Definition and axiom A physical system is a C*-algebra $A$ whose self-adjoint part is the set of observables and (a subset of) its state space is the set of all the physically admissible states for the system.

The "operators" that one usually deals with in quantum mechanics arise now as a consequence of the above axiom. A C-algebra is an abstract object which becomes concrete when one considers a representation of it. Among all representations, the important ones are the irreducible representations. It turns out that a quantum mechanical system with $n$ degrees of freedom that satisfies the Heisenberg relations (i.e. the canonical commutation relations) generates a C-algebra which is isomorphic to the C*-algebra of compact operators on an infinite dimensional separable Hilbert space. The theory of representations for such an algebra is such that there exists only one class of unitary equivalence of irreducible representation. Since one of these is the Schroedinger representation, this is essentially the only one. In other words, any other representation, such as the Heisenberg, or the Dirac representation, are all equivalent to each other and to the Schroedinger representation. The associated Hilbert space is $L^2(\mathbb R^n)$ with Lebesgue measure. This is how Dirac's formalism for quantum mechanics arises from just first principles, in a nutshell.

Answer 4

Note that you only can identify the numbers with the operators when you hold a plane wave function. For an arbitrary wave functions, you can't identify the operator $(\hbar/i)(\partial / \partial x)$ with some number $p$, but you can hold the operator to have some significant meaning related to this numbers. If you apply $$ \langle P\rangle = \int dx \, \psi^*(x)\frac{\hbar}{i}\frac{\partial}{\partial x}\psi(x) $$ when $\langle P\rangle$ is the expectation value for the measurement of the number $p$. For the position $x$ the operator is simple the function $f(x)=x$, or c-number $x$.

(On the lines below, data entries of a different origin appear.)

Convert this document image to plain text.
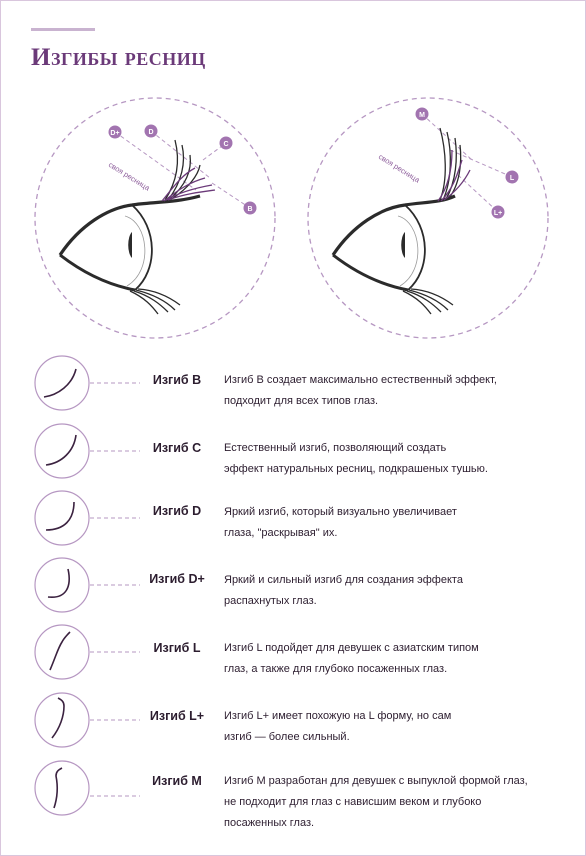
Изгибы ресниц
D+	D
C
B
своя ресница
M
L
L+
своя ресница
Изгиб B	Изгиб B создает максимально естественный эффект,
подходит для всех типов глаз.
Изгиб C	Естественный изгиб, позволяющий создать
эффект натуральных ресниц, подкрашеных тушью.
Изгиб D	Яркий изгиб, который визуально увеличивает
глаза, "раскрывая" их.
Изгиб D+	Яркий и сильный изгиб для создания эффекта
распахнутых глаз.
Изгиб L	Изгиб L подойдет для девушек с азиатским типом
глаз, а также для глубоко посаженных глаз.
Изгиб L+	Изгиб L+ имеет похожую на L форму, но сам
изгиб — более сильный.
Изгиб M	Изгиб M разработан для девушек с выпуклой формой глаз,
не подходит для глаз с нависшим веком и глубоко
посаженных глаз.
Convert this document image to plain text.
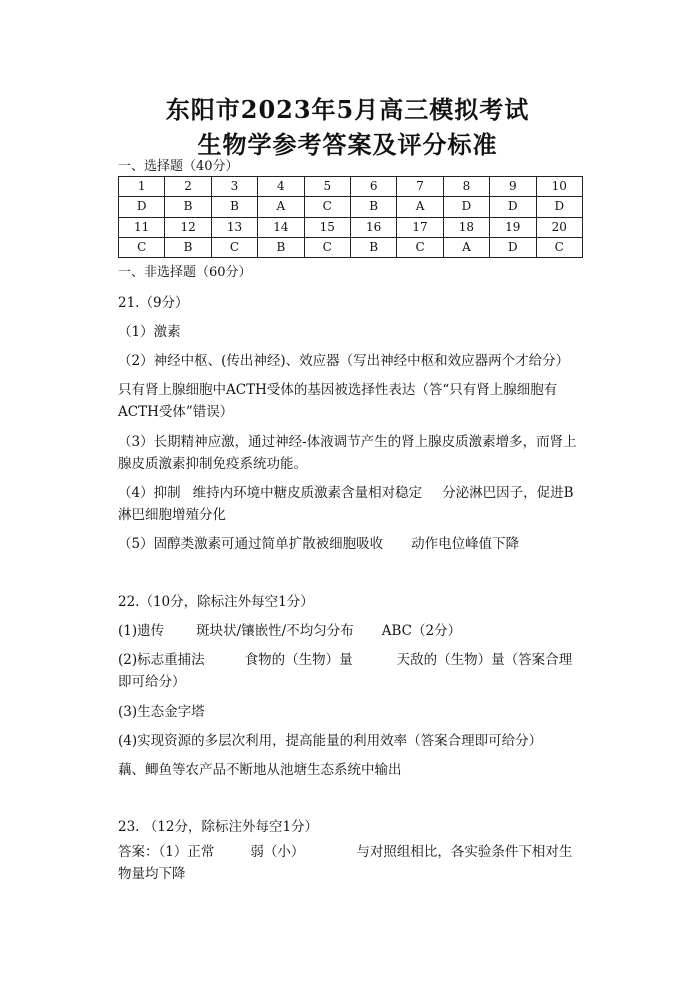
东阳市2023年5月高三模拟考试
生物学参考答案及评分标准
一、选择题（40分）
1	2	3	4	5	6	7	8	9	10
D	B	B	A	C	B	A	D	D	D
11	12	13	14	15	16	17	18	19	20
C	B	C	B	C	B	C	A	D	C
一、非选择题（60分）
21.（9分）
（1）激素
（2）神经中枢、(传出神经)、效应器（写出神经中枢和效应器两个才给分）
只有肾上腺细胞中ACTH受体的基因被选择性表达（答“只有肾上腺细胞有ACTH受体”错误）
（3）长期精神应激，通过神经-体液调节产生的肾上腺皮质激素增多，而肾上腺皮质激素抑制免疫系统功能。
（4）抑制 维持内环境中糖皮质激素含量相对稳定 分泌淋巴因子，促进B淋巴细胞增殖分化
（5）固醇类激素可通过简单扩散被细胞吸收 动作电位峰值下降
22.（10分，除标注外每空1分）
(1)遗传 斑块状/镶嵌性/不均匀分布 ABC（2分）
(2)标志重捕法	食物的（生物）量	天敌的（生物）量（答案合理即可给分）
(3)生态金字塔
(4)实现资源的多层次利用，提高能量的利用效率（答案合理即可给分）
藕、鲫鱼等农产品不断地从池塘生态系统中输出
23. （12分，除标注外每空1分）
答案：（1）正常	弱（小）	与对照组相比，各实验条件下相对生物量均下降
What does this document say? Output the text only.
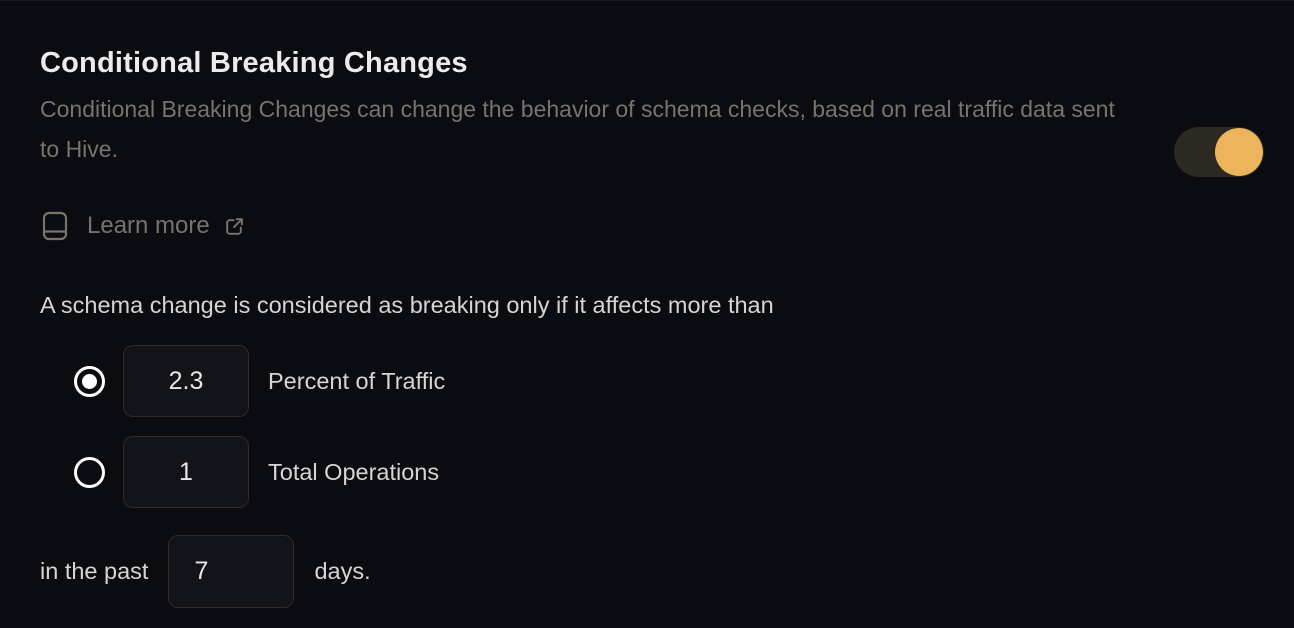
Conditional Breaking Changes

Conditional Breaking Changes can change the behavior of schema checks, based on real traffic data sent to Hive.

Learn more

A schema change is considered as breaking only if it affects more than

2.3
Percent of Traffic
1
Total Operations
in the past
7	days.
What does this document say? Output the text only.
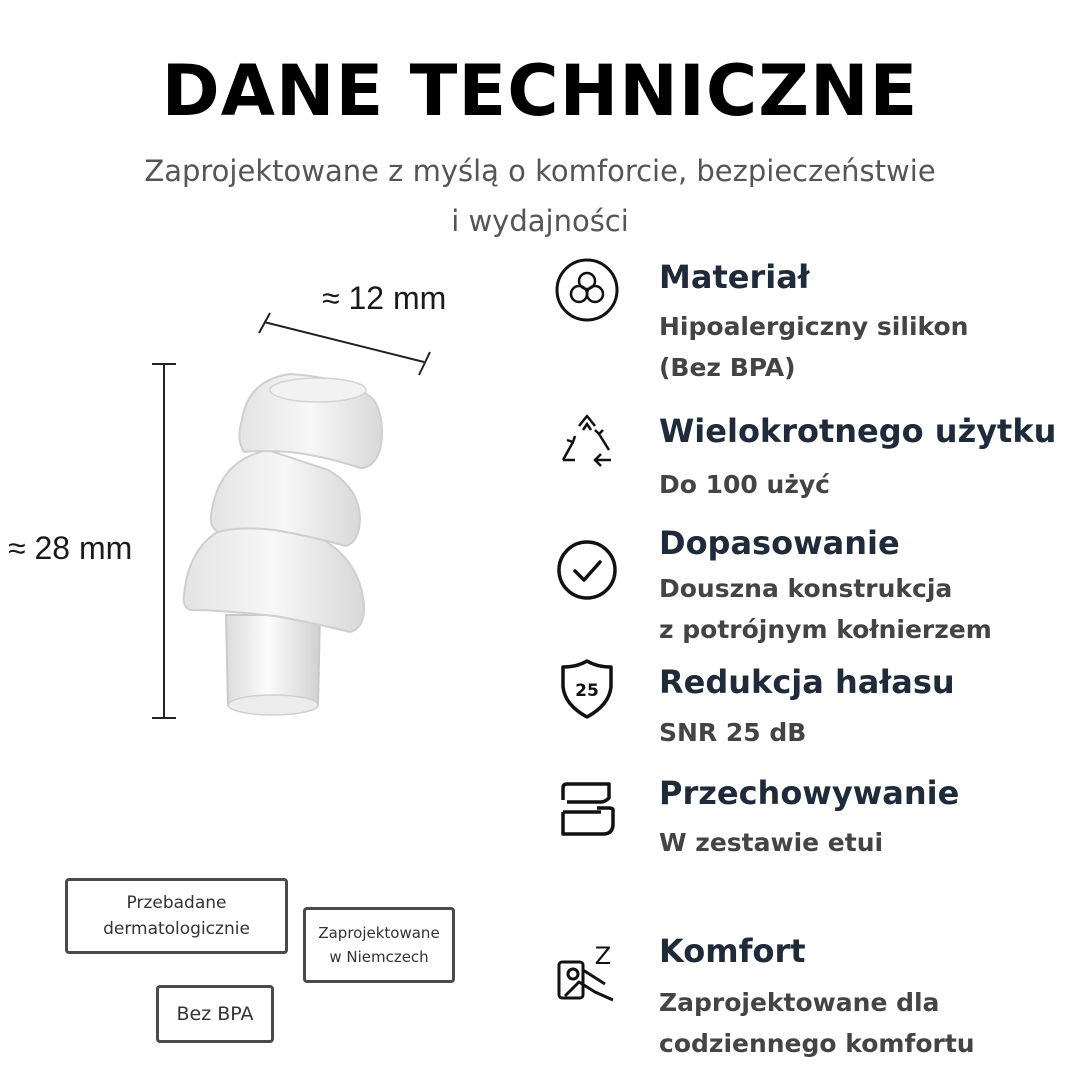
DANE TECHNICZNE
Zaprojektowane z myślą o komforcie, bezpieczeństwie
i wydajności
≈ 12 mm
≈ 28 mm
Przebadane
dermatologicznie	Zaprojektowane
w Niemczech
Bez BPA
Materiał
Hipoalergiczny silikon
(Bez BPA)
Wielokrotnego użytku
Do 100 użyć
Dopasowanie
Douszna konstrukcja
z potrójnym kołnierzem
25 Redukcja hałasu
SNR 25 dB
Przechowywanie
W zestawie etui
Z Komfort
Zaprojektowane dla
codziennego komfortu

This is the Born principle of quantum mechanics! (can't be deduced, only understood, is a principle.).

Understanding the principle: the wave function $\psi (x)$ is some sort of a state of knowledge about the system. When the wave function is localized at some point, say $\delta (x)$, the Fourier transform of this function is simple $1$, means that the integration above presents as: $$ \int dp p $$ then, the distribution probability of the momentum is spread over all values equally. The localized wave function don't have any knowledge about the momentum. So, Born principle met naturally the Heisenberg principle when we defined the momentum operator as $(\hbar/i)(\partial/\partial x)$ acting in functions over space.